The revolution will be green

climate change

In a nutshell, ecological economics attempts to show how human economies and natural ecologies are intrinsically linked and have evolved together through time. The field bridges the gap between economics and several other disciplines, including archaeology, history and anthropology. It wants to change the common understanding that human technology can overcome any boundaries the world throws at us by showing that this judgment is unsustainable and, essentially, wrong.

But ecological economics is more than a call to action for economists to change the way they think about the world: it also tries to talk about the natural world in a way people can understand. In 1997, a paper came out that estimated the value of ‘ecosystem services’ – that is,the monetary value of the ecological systems that contribute to human civilisation – at $33 trillion per year. The GNP of the entire world at the time was around $18 trillion. Talking to people in terms of monetary figures helps them comprehend the worth of the environment and the scale of the problem. Money talks. Ecological economists have grasped that.
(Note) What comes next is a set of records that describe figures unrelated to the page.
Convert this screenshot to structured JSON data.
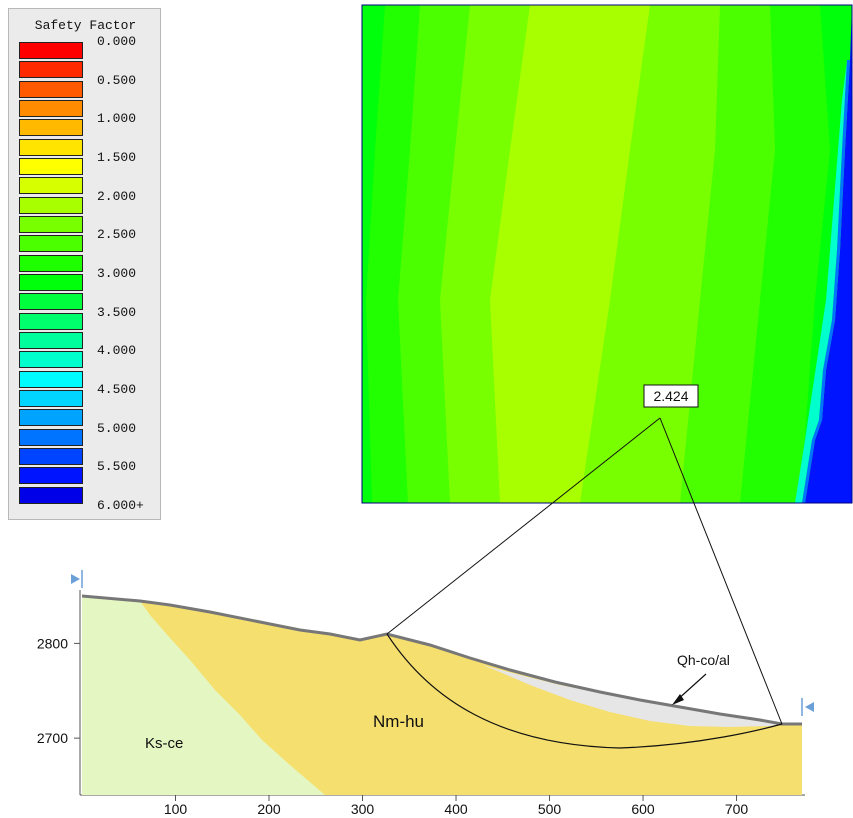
{
  "legend": {
    "title": "Safety Factor",
    "labels": [
      "0.000",
      "0.500",
      "1.000",
      "1.500",
      "2.000",
      "2.500",
      "3.000",
      "3.500",
      "4.000",
      "4.500",
      "5.000",
      "5.500",
      "6.000+"
    ],
    "colors": [
      "#ff0000",
      "#ff2a00",
      "#ff5a00",
      "#ff8c00",
      "#ffba00",
      "#ffe400",
      "#ffff00",
      "#d6ff00",
      "#a8ff00",
      "#78ff00",
      "#4cff00",
      "#1eff00",
      "#00ff0a",
      "#00ff3c",
      "#00ff6c",
      "#00ff9c",
      "#00ffcc",
      "#00fbff",
      "#00d4ff",
      "#00a4ff",
      "#0074ff",
      "#0044ff",
      "#0014ff",
      "#0000e8"
    ]
  },
  "annotations": {
    "min_sf": "2.424",
    "materials": [
      "Ks-ce",
      "Nm-hu",
      "Qh-co/al"
    ]
  },
  "chart_data": {
    "type": "area",
    "title": "",
    "xlabel": "",
    "ylabel": "",
    "xlim": [
      0,
      770
    ],
    "ylim": [
      2640,
      2850
    ],
    "x_ticks": [
      "100",
      "200",
      "300",
      "400",
      "500",
      "600",
      "700"
    ],
    "y_ticks": [
      "2800",
      "2700"
    ],
    "series": [
      {
        "name": "Ground surface",
        "x": [
          0,
          60,
          100,
          160,
          220,
          270,
          320,
          360,
          410,
          450,
          510,
          560,
          610,
          660,
          700,
          745,
          770
        ],
        "y": [
          2848,
          2845,
          2840,
          2833,
          2824,
          2815,
          2807,
          2797,
          2780,
          2768,
          2753,
          2742,
          2733,
          2725,
          2718,
          2711,
          2710
        ]
      },
      {
        "name": "Ks-ce",
        "x": [
          0,
          60,
          90,
          130,
          170,
          210,
          250,
          270
        ],
        "y": [
          2848,
          2846,
          2820,
          2790,
          2760,
          2730,
          2690,
          2640
        ]
      },
      {
        "name": "Qh-co/al",
        "x": [
          480,
          530,
          580,
          630,
          680,
          720,
          745
        ],
        "y": [
          2765,
          2748,
          2736,
          2728,
          2721,
          2714,
          2711
        ]
      },
      {
        "name": "Slip surface",
        "x": [
          324,
          380,
          440,
          500,
          560,
          610,
          660,
          710,
          745
        ],
        "y": [
          2805,
          2765,
          2725,
          2705,
          2692,
          2688,
          2690,
          2698,
          2711
        ]
      }
    ],
    "grid_center": {
      "label": "2.424",
      "sf_range": [
        2.0,
        6.0
      ]
    }
  }
}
What’s the solution to the forthcoming environmental disaster, then? Sustainable development and green policies, according to ecological economists. The International Society for Ecological Economics, for example, states its purpose as ‘developing a sustainable world.’ Its solutions to the current problems include research into environmental tax reform, how equity relates to sustainability, and how ecological and economic models can be integrated to protect biodiversity and the earth’s atmosphere. To this end, it publishes the latest cutting-edge research on topics such as clean development, transnational conservation projects, and the effects of deforestation in its journal. And it’s not the only one: there’s also the International Journal of Ecological Economics and Statistics, founded in India, which aims to link the discipline to a closer study of ecological statistics. But this isn’t just research for the sake of research – the field wants to change people’s attitude towards ecology, and genuinely influence policy.
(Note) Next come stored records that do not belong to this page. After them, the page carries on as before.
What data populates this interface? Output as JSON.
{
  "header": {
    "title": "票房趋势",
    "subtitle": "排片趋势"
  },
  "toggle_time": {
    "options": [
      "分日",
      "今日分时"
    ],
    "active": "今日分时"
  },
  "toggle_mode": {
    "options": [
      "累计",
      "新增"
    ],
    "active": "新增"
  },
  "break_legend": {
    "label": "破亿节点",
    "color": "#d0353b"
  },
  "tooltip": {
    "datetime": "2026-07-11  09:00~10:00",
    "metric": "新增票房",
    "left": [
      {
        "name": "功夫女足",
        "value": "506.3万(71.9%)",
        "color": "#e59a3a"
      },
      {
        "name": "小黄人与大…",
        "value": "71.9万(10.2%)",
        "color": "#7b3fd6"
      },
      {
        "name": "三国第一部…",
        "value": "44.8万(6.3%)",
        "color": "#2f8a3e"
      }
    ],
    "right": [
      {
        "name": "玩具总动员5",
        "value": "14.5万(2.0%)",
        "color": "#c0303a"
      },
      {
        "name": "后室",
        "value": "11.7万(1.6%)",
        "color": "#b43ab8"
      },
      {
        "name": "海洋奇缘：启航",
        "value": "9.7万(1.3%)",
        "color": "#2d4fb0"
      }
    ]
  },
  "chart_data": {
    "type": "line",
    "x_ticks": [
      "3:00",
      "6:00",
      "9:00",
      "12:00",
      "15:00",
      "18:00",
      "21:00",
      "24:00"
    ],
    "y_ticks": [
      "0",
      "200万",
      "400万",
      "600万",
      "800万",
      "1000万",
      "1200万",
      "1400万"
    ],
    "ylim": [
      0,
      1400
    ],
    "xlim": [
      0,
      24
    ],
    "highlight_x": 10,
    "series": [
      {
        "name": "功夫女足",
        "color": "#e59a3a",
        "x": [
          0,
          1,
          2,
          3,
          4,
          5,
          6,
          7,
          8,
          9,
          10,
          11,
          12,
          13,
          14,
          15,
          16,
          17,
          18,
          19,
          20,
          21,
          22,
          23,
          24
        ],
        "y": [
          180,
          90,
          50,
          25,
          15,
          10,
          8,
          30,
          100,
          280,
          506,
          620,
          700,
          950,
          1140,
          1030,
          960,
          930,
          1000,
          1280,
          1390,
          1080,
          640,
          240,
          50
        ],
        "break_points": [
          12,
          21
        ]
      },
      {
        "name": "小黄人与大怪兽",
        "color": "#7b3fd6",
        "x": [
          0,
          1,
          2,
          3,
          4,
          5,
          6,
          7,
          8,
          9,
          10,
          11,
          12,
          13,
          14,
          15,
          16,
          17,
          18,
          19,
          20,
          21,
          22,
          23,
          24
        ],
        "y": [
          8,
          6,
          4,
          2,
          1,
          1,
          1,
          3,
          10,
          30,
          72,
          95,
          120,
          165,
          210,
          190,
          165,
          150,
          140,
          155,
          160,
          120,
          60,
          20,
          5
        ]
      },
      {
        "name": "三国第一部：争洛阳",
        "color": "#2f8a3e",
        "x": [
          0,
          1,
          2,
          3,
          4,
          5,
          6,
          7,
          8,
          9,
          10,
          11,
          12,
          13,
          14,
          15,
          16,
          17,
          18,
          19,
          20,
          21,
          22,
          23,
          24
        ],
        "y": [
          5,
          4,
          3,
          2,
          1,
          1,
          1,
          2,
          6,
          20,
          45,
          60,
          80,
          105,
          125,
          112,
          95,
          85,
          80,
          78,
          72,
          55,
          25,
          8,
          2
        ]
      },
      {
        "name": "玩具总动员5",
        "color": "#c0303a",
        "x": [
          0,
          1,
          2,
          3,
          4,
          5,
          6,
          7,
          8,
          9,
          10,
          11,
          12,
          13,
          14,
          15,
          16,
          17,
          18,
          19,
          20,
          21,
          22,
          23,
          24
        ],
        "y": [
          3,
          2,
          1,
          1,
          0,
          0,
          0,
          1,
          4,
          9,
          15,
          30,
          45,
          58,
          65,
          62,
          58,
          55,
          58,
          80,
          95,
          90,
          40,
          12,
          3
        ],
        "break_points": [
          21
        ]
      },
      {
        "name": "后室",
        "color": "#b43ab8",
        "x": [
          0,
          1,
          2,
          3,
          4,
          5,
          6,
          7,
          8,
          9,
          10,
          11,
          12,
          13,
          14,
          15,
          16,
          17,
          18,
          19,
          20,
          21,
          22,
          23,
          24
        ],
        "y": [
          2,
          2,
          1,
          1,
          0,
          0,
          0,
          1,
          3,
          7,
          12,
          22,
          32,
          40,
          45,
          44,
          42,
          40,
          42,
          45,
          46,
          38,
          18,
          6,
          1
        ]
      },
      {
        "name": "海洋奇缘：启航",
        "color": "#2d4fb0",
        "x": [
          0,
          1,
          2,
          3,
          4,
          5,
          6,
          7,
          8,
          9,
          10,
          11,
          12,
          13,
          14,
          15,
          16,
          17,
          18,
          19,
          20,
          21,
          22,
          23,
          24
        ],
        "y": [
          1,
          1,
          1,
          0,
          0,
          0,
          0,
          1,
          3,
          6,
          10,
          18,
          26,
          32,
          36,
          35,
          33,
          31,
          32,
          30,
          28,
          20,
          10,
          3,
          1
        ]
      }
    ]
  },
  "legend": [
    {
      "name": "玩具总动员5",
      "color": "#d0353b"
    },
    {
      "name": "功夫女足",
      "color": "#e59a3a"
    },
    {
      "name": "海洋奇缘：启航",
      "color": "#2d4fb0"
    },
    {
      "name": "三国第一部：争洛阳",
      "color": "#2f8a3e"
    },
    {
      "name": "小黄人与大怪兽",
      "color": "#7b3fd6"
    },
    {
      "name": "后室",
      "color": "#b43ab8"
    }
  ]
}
The International Society and these two journals have developed against the backdrop of a rapidly deteriorating environmental situation and a political sphere that doesn’t seem to care about the crisis we’re facing; yet at the same time, the green and environmental movements have never had more public support. With natural disasters abounding, Western countries dropping out of climate agreements, and nonsensical debates over the actual existence of climate change still being held, the field has an essential role in showing that the economy is fundamentally linked to the natural world we are rapidly destroying. As it becomes increasingly clear that environmental catastrophe is just round the corner, it’s time for economists – and politicians, and everyone else – to finally start paying attention.